El secretario de Estado de Estados Unidos, Marco Rubio, tiene un largo historial de declaraciones exageradas, alarmistas o inverosímiles sobre Cuba, Venezuela y América Latina en general, y aun así la idea de un barco de droga que habría zarpado desde Venezuela, con plena conciencia de la presencia militar de Estados Unidos en el Caribe y que decide pasar al lado de destructores estadounidenses, resulta especialmente ridícula.
Lo que intenta Rubio no es describir un hecho creíble, sino construir una narrativa que justifique, una vez más, la presencia militar de Estados Unidos en la región. Bajo el disfraz de la “guerra contra las drogas”, se ha abierto camino un discurso que legitima el hostigamiento a países soberanos, particularmente Venezuela, y que normaliza la idea de que Washington puede meter sus manos en nuestro territorio cada vez que se le antoje y, peor aún, de que “lo necesitamos”.
No es casual que estas declaraciones se dieran en vísperas de la visita de Rubio a México y Ecuador. Su agenda es conocida: mantener viva la retórica del intervencionismo y el tutelaje sobre América Latina, vender la idea de que solo bajo la supervisión de Estados Unidos puede combatirse el narcotráfico y de que ese es el peor de nuestros males, y promover la subordinación de nuestros gobiernos a los designios de Washington.
Sin embargo, la respuesta desde México, en voz de la presidenta Claudia Sheinbaum, fue clara: “No aceptamos injerencismo, violación a nuestro territorio, subordinación, sino una colaboración entre naciones en igualdad de circunstancias”.
Hay que tener en cuenta, por supuesto, la enorme asimetría en la relación entre México y Estados Unidos: económica, militar y política. Precisamente por eso cobra mayor valor que el gobierno mexicano insista en fijar límites y sostener una relación de cooperación sin subordinación. No se trata de desconocer la interdependencia inevitable, sino de dejar claro que la vecindad no puede ser excusa para la imposición ni para reeditar viejos esquemas de tutelaje.
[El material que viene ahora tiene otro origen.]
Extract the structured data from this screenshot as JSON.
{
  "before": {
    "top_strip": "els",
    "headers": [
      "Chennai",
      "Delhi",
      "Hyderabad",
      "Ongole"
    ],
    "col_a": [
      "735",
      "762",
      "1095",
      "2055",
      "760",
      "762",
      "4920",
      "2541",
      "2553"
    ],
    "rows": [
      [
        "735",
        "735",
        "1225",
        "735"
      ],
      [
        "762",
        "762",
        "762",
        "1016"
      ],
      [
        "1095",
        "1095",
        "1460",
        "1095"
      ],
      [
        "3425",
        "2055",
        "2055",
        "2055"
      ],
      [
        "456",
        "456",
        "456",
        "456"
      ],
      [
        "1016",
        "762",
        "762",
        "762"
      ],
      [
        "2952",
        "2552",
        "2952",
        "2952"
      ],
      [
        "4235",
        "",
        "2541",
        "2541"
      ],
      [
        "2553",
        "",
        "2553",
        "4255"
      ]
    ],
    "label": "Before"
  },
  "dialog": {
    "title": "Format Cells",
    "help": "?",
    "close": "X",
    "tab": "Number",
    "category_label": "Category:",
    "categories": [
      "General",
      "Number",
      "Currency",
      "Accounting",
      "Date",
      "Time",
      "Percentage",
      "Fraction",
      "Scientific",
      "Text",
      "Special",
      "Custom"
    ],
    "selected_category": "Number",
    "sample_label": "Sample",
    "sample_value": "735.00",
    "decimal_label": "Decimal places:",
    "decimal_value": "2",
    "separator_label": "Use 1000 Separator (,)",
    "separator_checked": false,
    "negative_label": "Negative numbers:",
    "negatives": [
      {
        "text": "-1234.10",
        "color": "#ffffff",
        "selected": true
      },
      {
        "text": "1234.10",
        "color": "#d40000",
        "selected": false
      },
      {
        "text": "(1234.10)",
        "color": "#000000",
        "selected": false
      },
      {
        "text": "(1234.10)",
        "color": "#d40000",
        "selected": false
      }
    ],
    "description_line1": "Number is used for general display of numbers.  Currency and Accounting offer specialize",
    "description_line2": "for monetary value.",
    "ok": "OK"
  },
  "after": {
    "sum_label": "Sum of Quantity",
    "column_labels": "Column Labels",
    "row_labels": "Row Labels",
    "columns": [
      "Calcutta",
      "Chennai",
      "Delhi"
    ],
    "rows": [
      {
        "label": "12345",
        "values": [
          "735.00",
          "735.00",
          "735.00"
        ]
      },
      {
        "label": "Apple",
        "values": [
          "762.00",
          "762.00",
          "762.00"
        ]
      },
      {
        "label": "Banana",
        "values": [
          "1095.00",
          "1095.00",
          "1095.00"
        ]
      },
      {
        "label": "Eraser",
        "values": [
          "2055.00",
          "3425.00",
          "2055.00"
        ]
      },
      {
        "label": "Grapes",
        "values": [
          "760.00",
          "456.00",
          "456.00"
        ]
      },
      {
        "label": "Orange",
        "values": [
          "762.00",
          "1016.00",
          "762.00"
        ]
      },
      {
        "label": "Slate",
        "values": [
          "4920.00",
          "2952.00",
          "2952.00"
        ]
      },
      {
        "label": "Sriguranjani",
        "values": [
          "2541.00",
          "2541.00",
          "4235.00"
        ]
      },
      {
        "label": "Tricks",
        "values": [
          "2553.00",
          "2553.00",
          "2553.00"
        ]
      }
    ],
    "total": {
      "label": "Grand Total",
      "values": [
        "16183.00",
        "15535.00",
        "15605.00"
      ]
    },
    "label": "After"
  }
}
Ese posicionamiento contrasta de manera evidente con lo que probablemente encontrará Rubio en Ecuador, donde el gobierno entreguista de Daniel Noboa parece esperarlo con los brazos abiertos, dispuesto a que Estados Unidos haga con su territorio lo que se le venga en gana. Desde hace varios años, el Comando Sur hace y deshace en Ecuador: dicta su “política de seguridad” bajo la excusa de la lucha antidrogas, entrena fuerzas especiales en bases locales, firma acuerdos de “cooperación” que han permitido la presencia directa de personal estadounidense e, incluso, impulsó la instalación de un centro de operaciones en Galápagos en 2019, denunciado en su momento como una cesión encubierta de soberanía. El sometimiento es tal que ha llegado al extremo de reformar su propia Constitución para permitir el regreso de bases extranjeras, borrando de un plumazo una de las conquistas más significativas de la soberanía ecuatoriana en las últimas décadas.
El contraste es claro: dos modelos de hacer política y de concebir las relaciones internacionales en la misma gira. Por un lado, la apuesta por la igualdad y la cooperación soberana; por el otro, la sumisión y el entreguismo, disfrazados de pragmatismo.
La caricatura del “barco suicida” que Rubio nos quiere vender revela más sobre la imaginación imperial que sobre el tráfico real de drogas. Frente a esa narrativa, América Latina tiene la oportunidad de reafirmar su voz y decir no a las intervenciones disfrazadas de ayuda y a las excusas militares para imponernos agendas ajenas.
La visita de Rubio desnuda una tensión estructural: o se construye una política regional autónoma o se profundiza la dependencia. Se necesita más autonomía y articulación, y menos militares, asesores, créditos condicionados y discursos alarmistas que solo refuerzan la subordinación.